From my self awareness I do not have much knowledge in Share Trading, I need to learn everything a newbie needs to know. So I purchased my self the following books.

- James Dunn Getting Started in Shares for Dummies.
- Jack Guinan Investopedia - Guide to wall speak. 
- ASX Website Freecourses

These are the only 3 resources I have at the moment, What is vital for a beginner to read and learn.

What other books are great for a someone that has noidea about share trading ?.

Is Daryl Guppy - Share Trading a great book for newbies?. I am looking for a book that can teach me the nuts and bolts of it all from reading FA/TA, Financial company reports... etc..

Thanks in advance


----------



## Tano (21 June 2013)

I enjoyed 'trading for a living'  by elder which teaches money management and psychology. 
Intelligent investor was a great fundamental book. 
Profiting in bull and bear markets was quite interesting but I'm not sure if the markets work like they did in the 80s with old school patterns.  I couldn't understand anybody the markings in his charts due to the low dpi printer they used for that book. 

Read unholy grails which teaches momentum trading and adaptive analysis which focuses on Elliot waves.   So far prefer the first two books mentioned in this post.


----------



## kokonut (21 June 2013)

Thanks I'll add Alexander Elder - Trading for Living 

Is there any beginneer share trading books also have examples or quizzes at the end of the chapter ?.


----------



## So_Cynical (21 June 2013)

This is left field but i can recommend "the Lexus and the olive tree" keeping in mind that it is written in 1998 (hindsight) but very informative fundamentally.


----------



## kokonut (30 June 2013)

Just wondering do I need to do any courses in the following:
1. Economy
2. Accounting/Financing

Or do I just need to learn the basics of the above?.

Cheers,


----------



## ludasky (22 July 2013)

You dont need to learn finance or economics to trade. I mean it helps to know more but depends on what kind of trading you want to do.

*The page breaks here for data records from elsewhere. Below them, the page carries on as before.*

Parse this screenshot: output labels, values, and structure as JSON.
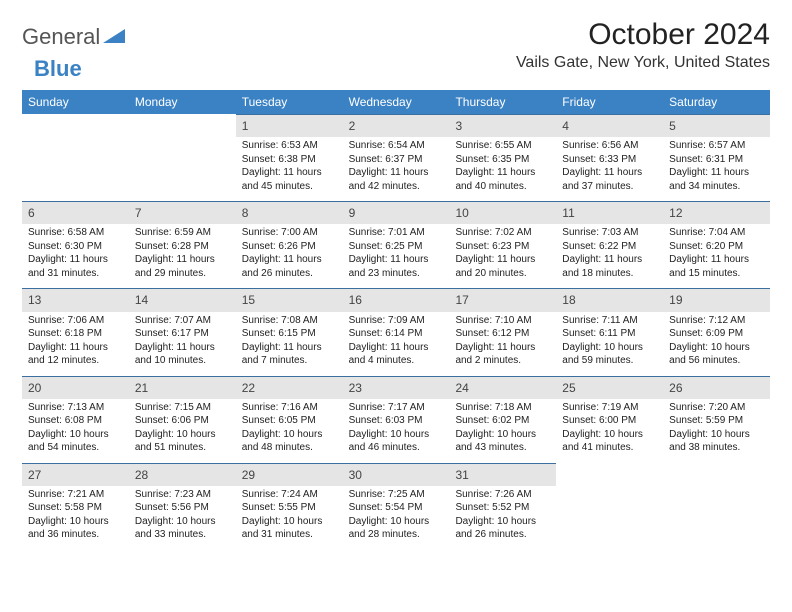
{
  "brand": {
    "part1": "General",
    "part2": "Blue"
  },
  "title": "October 2024",
  "location": "Vails Gate, New York, United States",
  "colors": {
    "header_bg": "#3b82c4",
    "header_text": "#ffffff",
    "daynum_bg": "#e5e5e5",
    "daynum_border": "#3b6fa0",
    "body_text": "#222222",
    "page_bg": "#ffffff"
  },
  "day_names": [
    "Sunday",
    "Monday",
    "Tuesday",
    "Wednesday",
    "Thursday",
    "Friday",
    "Saturday"
  ],
  "weeks": [
    [
      null,
      null,
      {
        "n": "1",
        "sr": "6:53 AM",
        "ss": "6:38 PM",
        "dl": "11 hours and 45 minutes."
      },
      {
        "n": "2",
        "sr": "6:54 AM",
        "ss": "6:37 PM",
        "dl": "11 hours and 42 minutes."
      },
      {
        "n": "3",
        "sr": "6:55 AM",
        "ss": "6:35 PM",
        "dl": "11 hours and 40 minutes."
      },
      {
        "n": "4",
        "sr": "6:56 AM",
        "ss": "6:33 PM",
        "dl": "11 hours and 37 minutes."
      },
      {
        "n": "5",
        "sr": "6:57 AM",
        "ss": "6:31 PM",
        "dl": "11 hours and 34 minutes."
      }
    ],
    [
      {
        "n": "6",
        "sr": "6:58 AM",
        "ss": "6:30 PM",
        "dl": "11 hours and 31 minutes."
      },
      {
        "n": "7",
        "sr": "6:59 AM",
        "ss": "6:28 PM",
        "dl": "11 hours and 29 minutes."
      },
      {
        "n": "8",
        "sr": "7:00 AM",
        "ss": "6:26 PM",
        "dl": "11 hours and 26 minutes."
      },
      {
        "n": "9",
        "sr": "7:01 AM",
        "ss": "6:25 PM",
        "dl": "11 hours and 23 minutes."
      },
      {
        "n": "10",
        "sr": "7:02 AM",
        "ss": "6:23 PM",
        "dl": "11 hours and 20 minutes."
      },
      {
        "n": "11",
        "sr": "7:03 AM",
        "ss": "6:22 PM",
        "dl": "11 hours and 18 minutes."
      },
      {
        "n": "12",
        "sr": "7:04 AM",
        "ss": "6:20 PM",
        "dl": "11 hours and 15 minutes."
      }
    ],
    [
      {
        "n": "13",
        "sr": "7:06 AM",
        "ss": "6:18 PM",
        "dl": "11 hours and 12 minutes."
      },
      {
        "n": "14",
        "sr": "7:07 AM",
        "ss": "6:17 PM",
        "dl": "11 hours and 10 minutes."
      },
      {
        "n": "15",
        "sr": "7:08 AM",
        "ss": "6:15 PM",
        "dl": "11 hours and 7 minutes."
      },
      {
        "n": "16",
        "sr": "7:09 AM",
        "ss": "6:14 PM",
        "dl": "11 hours and 4 minutes."
      },
      {
        "n": "17",
        "sr": "7:10 AM",
        "ss": "6:12 PM",
        "dl": "11 hours and 2 minutes."
      },
      {
        "n": "18",
        "sr": "7:11 AM",
        "ss": "6:11 PM",
        "dl": "10 hours and 59 minutes."
      },
      {
        "n": "19",
        "sr": "7:12 AM",
        "ss": "6:09 PM",
        "dl": "10 hours and 56 minutes."
      }
    ],
    [
      {
        "n": "20",
        "sr": "7:13 AM",
        "ss": "6:08 PM",
        "dl": "10 hours and 54 minutes."
      },
      {
        "n": "21",
        "sr": "7:15 AM",
        "ss": "6:06 PM",
        "dl": "10 hours and 51 minutes."
      },
      {
        "n": "22",
        "sr": "7:16 AM",
        "ss": "6:05 PM",
        "dl": "10 hours and 48 minutes."
      },
      {
        "n": "23",
        "sr": "7:17 AM",
        "ss": "6:03 PM",
        "dl": "10 hours and 46 minutes."
      },
      {
        "n": "24",
        "sr": "7:18 AM",
        "ss": "6:02 PM",
        "dl": "10 hours and 43 minutes."
      },
      {
        "n": "25",
        "sr": "7:19 AM",
        "ss": "6:00 PM",
        "dl": "10 hours and 41 minutes."
      },
      {
        "n": "26",
        "sr": "7:20 AM",
        "ss": "5:59 PM",
        "dl": "10 hours and 38 minutes."
      }
    ],
    [
      {
        "n": "27",
        "sr": "7:21 AM",
        "ss": "5:58 PM",
        "dl": "10 hours and 36 minutes."
      },
      {
        "n": "28",
        "sr": "7:23 AM",
        "ss": "5:56 PM",
        "dl": "10 hours and 33 minutes."
      },
      {
        "n": "29",
        "sr": "7:24 AM",
        "ss": "5:55 PM",
        "dl": "10 hours and 31 minutes."
      },
      {
        "n": "30",
        "sr": "7:25 AM",
        "ss": "5:54 PM",
        "dl": "10 hours and 28 minutes."
      },
      {
        "n": "31",
        "sr": "7:26 AM",
        "ss": "5:52 PM",
        "dl": "10 hours and 26 minutes."
      },
      null,
      null
    ]
  ],
  "labels": {
    "sunrise": "Sunrise:",
    "sunset": "Sunset:",
    "daylight": "Daylight:"
  }
}
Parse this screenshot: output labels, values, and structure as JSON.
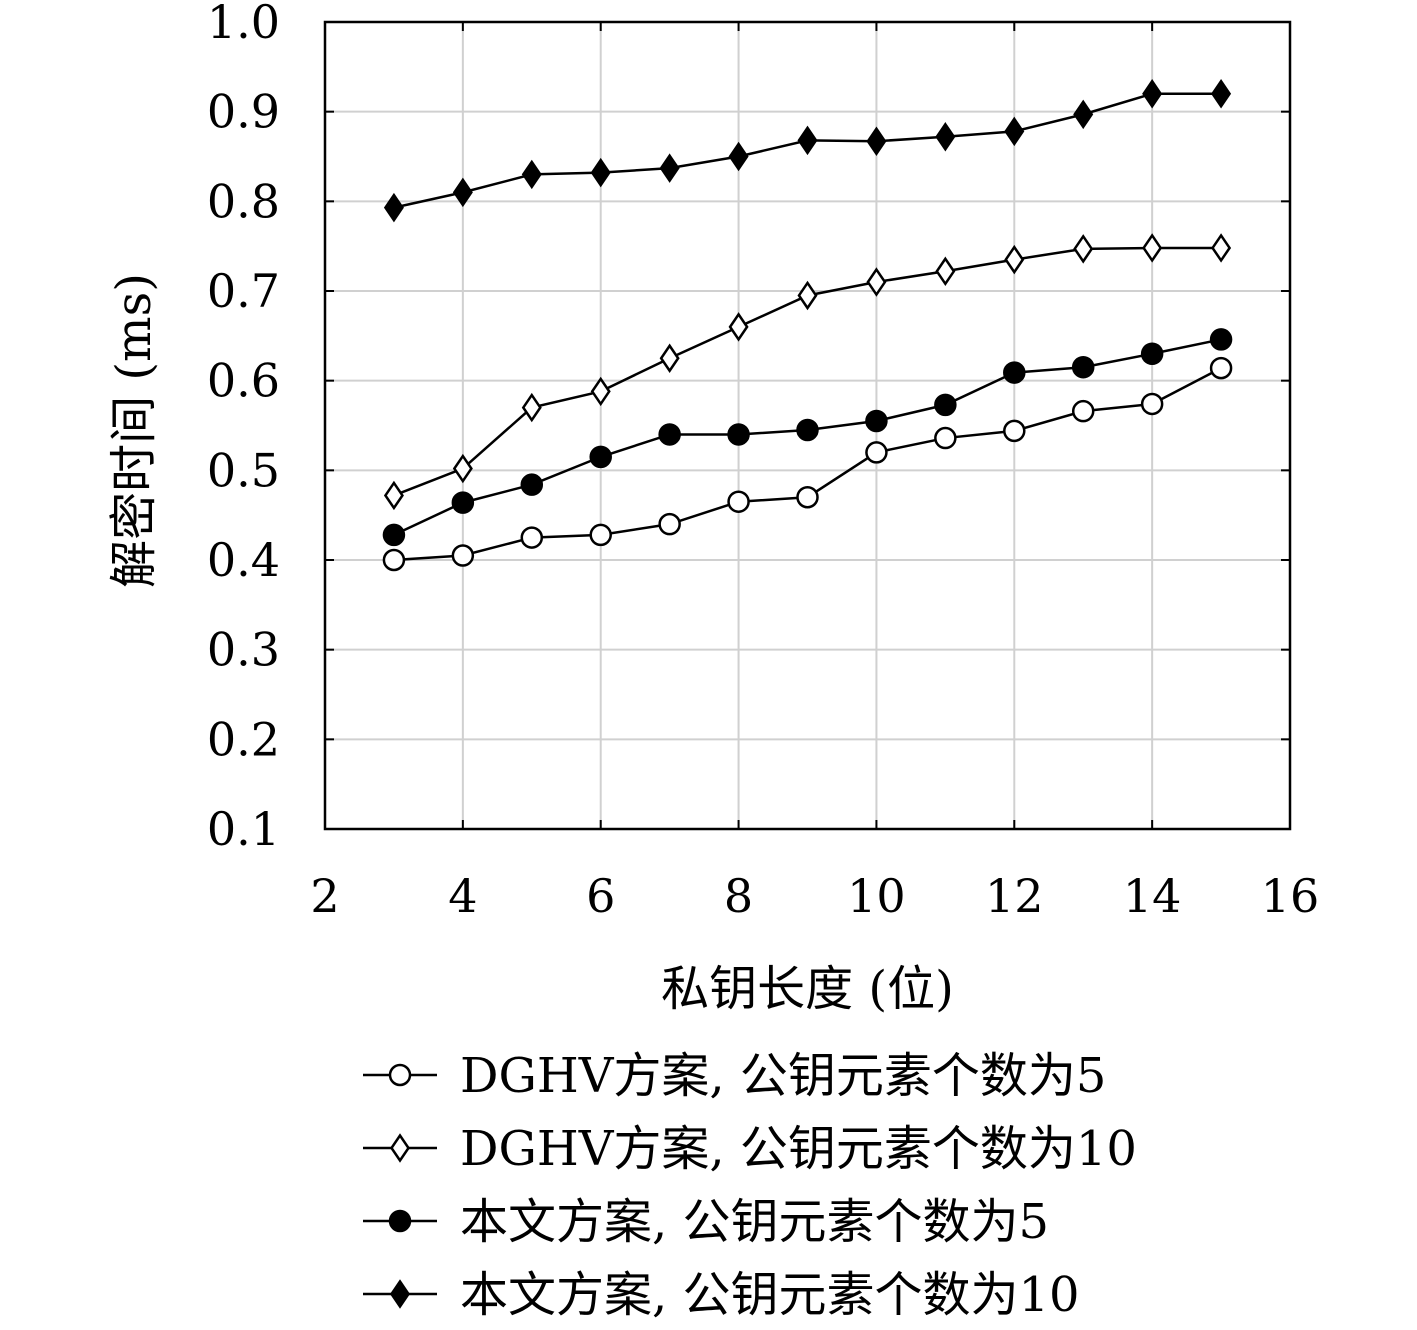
{
  "chart_data": {
    "type": "line",
    "xlabel": "私钥长度 (位)",
    "ylabel": "解密时间 (ms)",
    "xlim": [
      2,
      16
    ],
    "ylim": [
      0.1,
      1.0
    ],
    "x_ticks": [
      2,
      4,
      6,
      8,
      10,
      12,
      14,
      16
    ],
    "y_ticks": [
      0.1,
      0.2,
      0.3,
      0.4,
      0.5,
      0.6,
      0.7,
      0.8,
      0.9,
      1.0
    ],
    "x_tick_labels": [
      "2",
      "4",
      "6",
      "8",
      "10",
      "12",
      "14",
      "16"
    ],
    "y_tick_labels": [
      "0.1",
      "0.2",
      "0.3",
      "0.4",
      "0.5",
      "0.6",
      "0.7",
      "0.8",
      "0.9",
      "1.0"
    ],
    "grid": true,
    "legend_position": "bottom",
    "x": [
      3,
      4,
      5,
      6,
      7,
      8,
      9,
      10,
      11,
      12,
      13,
      14,
      15
    ],
    "series": [
      {
        "name": "DGHV方案, 公钥元素个数为5",
        "marker": "circle-open",
        "values": [
          0.4,
          0.405,
          0.425,
          0.428,
          0.44,
          0.465,
          0.47,
          0.52,
          0.536,
          0.544,
          0.566,
          0.574,
          0.614
        ]
      },
      {
        "name": "DGHV方案, 公钥元素个数为10",
        "marker": "diamond-open",
        "values": [
          0.472,
          0.502,
          0.57,
          0.588,
          0.625,
          0.66,
          0.695,
          0.71,
          0.722,
          0.735,
          0.747,
          0.748,
          0.748
        ]
      },
      {
        "name": "本文方案, 公钥元素个数为5",
        "marker": "circle-filled",
        "values": [
          0.428,
          0.464,
          0.484,
          0.515,
          0.54,
          0.54,
          0.545,
          0.555,
          0.573,
          0.609,
          0.615,
          0.63,
          0.646
        ]
      },
      {
        "name": "本文方案, 公钥元素个数为10",
        "marker": "diamond-filled",
        "values": [
          0.793,
          0.81,
          0.83,
          0.832,
          0.837,
          0.85,
          0.868,
          0.867,
          0.872,
          0.878,
          0.897,
          0.92,
          0.92
        ]
      }
    ],
    "colors": {
      "line": "#000000",
      "grid": "#d0d0d0",
      "marker_fill_open": "#ffffff",
      "marker_fill_filled": "#000000"
    }
  }
}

Read Jesse livermore book probably the best book ive encountered to learn about the trading world or got me interested. Trading is not for everyone and a very very hard business to get into.

If you are thinking of making an income from trading, DONT. You should never take out your wins from your trading account or you will never grow your fund.

Basically you have to find out the way you trade, be a scalper or a portfolio manager, honestly you need to be both depending on volatility. Not so much on scalping but day trading when volatility is too high to take advantage of the market and make more money.

You will always lose money as well so you need great discipline. Hope this helps!


----------